The Private Equity Dilemma in ABA

The Private Equity Dilemma in ABA

A few years ago, a wave of small and mid-sized private equity firms aggressively acquired ABA providers. Fueled by hopes of rapid scaling and a quick flip, these investors expected solid exits within 3–5 years. For many, that timeline has come and gone — and now, they face a dilemma.

Do they:

  1. Keep investing time, energy and money into their ABA platform, even as other portfolio companies promise higher returns?
  2. Exit at fire-sale prices — assuming they can even find a buyer?
  3. Or, double down to create real differentiation and integration — betting that this will make the asset more valuable long term?

None of these paths are easy.

The ABA market is notoriously difficult to scale:

  • Fast growth often compromises quality.
  • Reimbursement rates — especially Medicaid — are under pressure.
  • Commercial payors are scrutinizing rising ABA costs.
  • Legal and compliance risk (e.g., clawbacks, labor law class action lawsuits) often spikes after acquisition.
  • Integration across acquired providers is hard: branding, clinical practices, and tech stacks vary wildly.
  • Staff turnover and client wait lists.

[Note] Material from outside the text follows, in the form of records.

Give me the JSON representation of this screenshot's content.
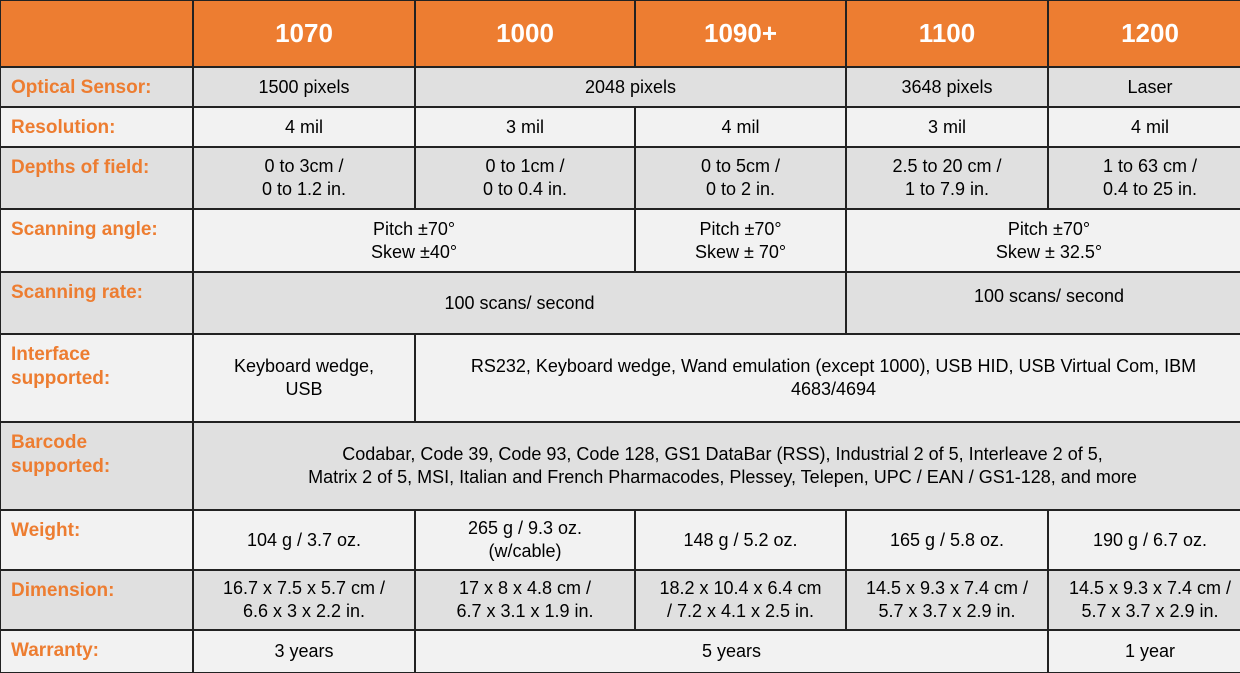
{
  "header": {
    "corner": "",
    "models": [
      "1070",
      "1000",
      "1090+",
      "1100",
      "1200"
    ]
  },
  "rows": [
    {
      "label": "Optical Sensor:",
      "cells": [
        "1500 pixels",
        "2048 pixels",
        "3648 pixels",
        "Laser"
      ]
    },
    {
      "label": "Resolution:",
      "cells": [
        "4 mil",
        "3 mil",
        "4 mil",
        "3 mil",
        "4 mil"
      ]
    },
    {
      "label": "Depths of field:",
      "cells": [
        "0 to 3cm /\n0 to 1.2 in.",
        "0 to 1cm /\n0 to 0.4 in.",
        "0 to 5cm /\n0 to 2 in.",
        "2.5 to 20 cm /\n1 to 7.9 in.",
        "1 to 63 cm /\n0.4 to 25 in."
      ]
    },
    {
      "label": "Scanning angle:",
      "cells": [
        "Pitch ±70°\nSkew ±40°",
        "Pitch ±70°\nSkew ± 70°",
        "Pitch ±70°\nSkew ± 32.5°"
      ]
    },
    {
      "label": "Scanning rate:",
      "cells": [
        "100 scans/ second",
        "100 scans/ second"
      ]
    },
    {
      "label": "Interface\nsupported:",
      "cells": [
        "Keyboard wedge,\nUSB",
        "RS232, Keyboard wedge, Wand emulation (except 1000), USB HID, USB Virtual Com, IBM\n4683/4694"
      ]
    },
    {
      "label": "Barcode\nsupported:",
      "cells": [
        "Codabar, Code 39, Code 93, Code 128, GS1 DataBar (RSS), Industrial 2 of 5, Interleave 2 of 5,\nMatrix 2 of 5, MSI, Italian and French Pharmacodes, Plessey, Telepen, UPC / EAN / GS1-128, and more"
      ]
    },
    {
      "label": "Weight:",
      "cells": [
        "104 g / 3.7 oz.",
        "265 g / 9.3 oz.\n(w/cable)",
        "148 g / 5.2 oz.",
        "165 g / 5.8 oz.",
        "190 g / 6.7 oz."
      ]
    },
    {
      "label": "Dimension:",
      "cells": [
        "16.7 x 7.5 x 5.7 cm /\n6.6 x 3 x 2.2 in.",
        "17 x 8 x 4.8 cm /\n6.7 x 3.1 x 1.9 in.",
        "18.2 x 10.4 x 6.4 cm\n/ 7.2 x 4.1 x 2.5 in.",
        "14.5 x 9.3 x 7.4 cm /\n5.7 x 3.7 x 2.9 in.",
        "14.5 x 9.3 x 7.4 cm /\n5.7 x 3.7 x 2.9 in."
      ]
    },
    {
      "label": "Warranty:",
      "cells": [
        "3 years",
        "5 years",
        "1 year"
      ]
    }
  ],
  "colors": {
    "accent": "#ED7D31",
    "row_dark": "#E0E0E0",
    "row_light": "#F2F2F2"
  }
}
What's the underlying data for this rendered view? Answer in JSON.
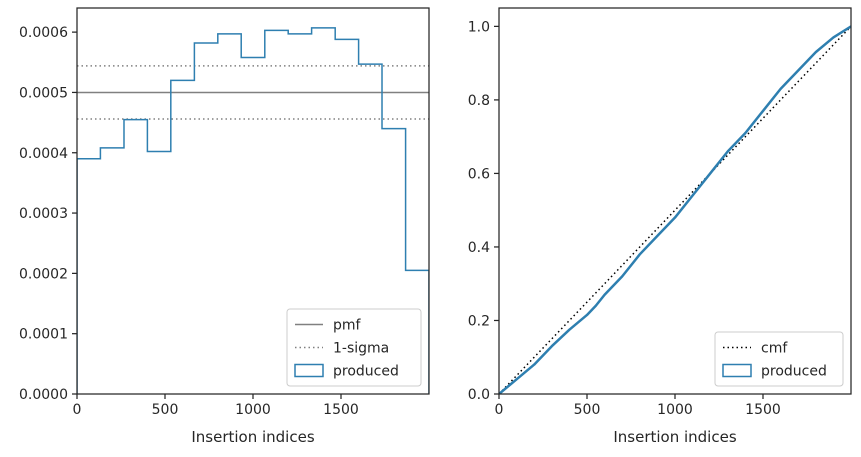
{
  "chart_data": [
    {
      "type": "line",
      "xlabel": "Insertion indices",
      "ylabel": "",
      "xlim": [
        0,
        2000
      ],
      "ylim": [
        0,
        0.00064
      ],
      "xticks": [
        0,
        500,
        1000,
        1500
      ],
      "xtick_labels": [
        "0",
        "500",
        "1000",
        "1500"
      ],
      "yticks": [
        0,
        0.0001,
        0.0002,
        0.0003,
        0.0004,
        0.0005,
        0.0006
      ],
      "ytick_labels": [
        "0.0000",
        "0.0001",
        "0.0002",
        "0.0003",
        "0.0004",
        "0.0005",
        "0.0006"
      ],
      "grid": false,
      "legend_position": "lower-right",
      "pmf": 0.0005,
      "sigma_band": [
        0.000456,
        0.000544
      ],
      "histogram": {
        "bin_edges": [
          0,
          133,
          267,
          400,
          533,
          667,
          800,
          933,
          1067,
          1200,
          1333,
          1467,
          1600,
          1733,
          1867,
          2000
        ],
        "values": [
          0.00039,
          0.000408,
          0.000455,
          0.000402,
          0.00052,
          0.000582,
          0.000597,
          0.000558,
          0.000603,
          0.000597,
          0.000607,
          0.000588,
          0.000547,
          0.00044,
          0.000205
        ]
      },
      "series": [
        {
          "name": "pmf",
          "color": "#808080",
          "style": "solid"
        },
        {
          "name": "1-sigma",
          "color": "#808080",
          "style": "dotted"
        },
        {
          "name": "produced",
          "color": "#2e7fb0",
          "style": "step"
        }
      ]
    },
    {
      "type": "line",
      "xlabel": "Insertion indices",
      "ylabel": "",
      "xlim": [
        0,
        2000
      ],
      "ylim": [
        0,
        1.05
      ],
      "xticks": [
        0,
        500,
        1000,
        1500
      ],
      "xtick_labels": [
        "0",
        "500",
        "1000",
        "1500"
      ],
      "yticks": [
        0,
        0.2,
        0.4,
        0.6,
        0.8,
        1.0
      ],
      "ytick_labels": [
        "0.0",
        "0.2",
        "0.4",
        "0.6",
        "0.8",
        "1.0"
      ],
      "grid": false,
      "legend_position": "lower-right",
      "series": [
        {
          "name": "cmf",
          "color": "#000000",
          "style": "dotted",
          "x": [
            0,
            2000
          ],
          "y": [
            0,
            1.0
          ]
        },
        {
          "name": "produced",
          "color": "#2e7fb0",
          "style": "solid",
          "x": [
            0,
            100,
            200,
            300,
            400,
            500,
            550,
            600,
            700,
            800,
            900,
            1000,
            1100,
            1200,
            1300,
            1400,
            1500,
            1600,
            1700,
            1800,
            1900,
            2000
          ],
          "y": [
            0,
            0.04,
            0.08,
            0.13,
            0.175,
            0.215,
            0.24,
            0.27,
            0.32,
            0.38,
            0.43,
            0.48,
            0.54,
            0.6,
            0.66,
            0.71,
            0.77,
            0.83,
            0.88,
            0.93,
            0.97,
            1.0
          ]
        }
      ]
    }
  ]
}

That’s why most large providers today grow via de novos — not M&A. I love Rohit Verma's “10 Questions in 10 Minutes” series. I can't recall a single CEO stating that they are looking to grow through large acquisitions. Instead, they prefer organic growth that is easier to align with their existing playbook.

So yes, M&A in the top 50–150 provider segment is picking up again, but many of those deals resemble de novos more than true roll-ups to me.

Private equity investors are incredibly smart — but I suspect many underestimated the operational nuances of ABA. I’ll never forget a meeting I had years ago after evaluating a provider’s tech stack, where I noted the IT spend was just a fraction of what you'd see in other healthcare sectors. A partner at the firm replied:

“I treat IT like marketing — a waste unless it drives immediate ROI.”

That mindset may not have been overly common, but it could help explain why so many providers remain trapped in underpowered PM platforms, unable to consolidate data or adopt AI and automation effectively.

And yet — PE funds are still sitting on massive reserves of dry powder that need to be deployed. As The Braff Group noted at AIS 2025, despite macroeconomic uncertainty and rising interest rates, the capital is there. The question is whether firms are willing to back ABA platforms again, knowing how bumpy the road has been. (I kind of think if they could go back in time and dodge this space, many would.)

So what are the real choices?

  • Wait it out and hope market conditions shift — a risky, passive bet.
  • Invest deeply in operations, technology, and leadership to build something scalable and differentiated.
  • Pivot — expand into adjacent services, launch a tech solution, or reimagine delivery models (e.g., Frontera’s phenotyping approach or AnswersNow’s virtual model).

But a clean exit? That feels elusive for most.

📉 Most large buyers are sitting out.
📈 Smaller deals are happening, but often with strategic fits or operational simplicity.
🧠 Strategy, not scale alone, is what creates value in this space.

Note: This post focuses on private equity investments in ABA service providers — not ABA technology platforms, which I’ll cover in a future post.